One of the issue we had in the past, was with atomic ADD leaking values decremented to 0, which was a common issue when updating static counters used in indexes.
Say we have an index that adds (..., 0, VALUE, ID) = ''
for each indexed document, and also atomically increments a counter like (..., 1, VALUE) = (64 bits counter)
when a document is indexed for VALUE, and decrements it when the document is later mutated to some other value.
The issue was that decrementing a value down to 0 would keep the key present in the database.
- For “natural” indexes, or ones with a small pool of values that have a high probability to be reused again, this may not be an issue.
- For indexes on “time based” or random-ish fields this is an issue: if the value is a timestamp, or some transient ID that will never be reused, we would leak a ton of
(..., TIMESTAMP) = 00 00 00 00 00 00 00 00
in the dataset which could consume a lot of space in the long run (I had to scrub these multiple times, and they would amount to more than 3/4 of the total data size in one extreme case).

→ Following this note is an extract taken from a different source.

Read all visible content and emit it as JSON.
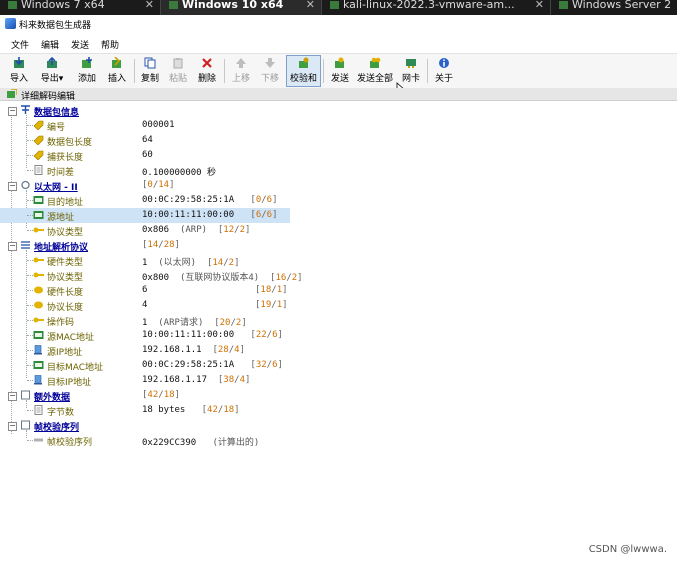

Has there been any thing done about this case? I remember asking if maybe decrementing the key down to 0 could maybe also remove it. Or maybe add having a COMPARE_AND_CLEAR
atomic operator which would only delete a key if it its value was equal to the argument.
ie: in pseudo code:
SET((..., 0, VALUE, ID), '')
ATOMIC_ADD((..., 1, VALUE), <FF FF FF FF>)
ATOMIC_COMPARE_AND_CLEAR((..., 1, VALUE), <00 00 00 00>)
I had to do some custom logic which would automatically disable this feature when the attribute was of type DateTime or Guid, but this was a bit clunky.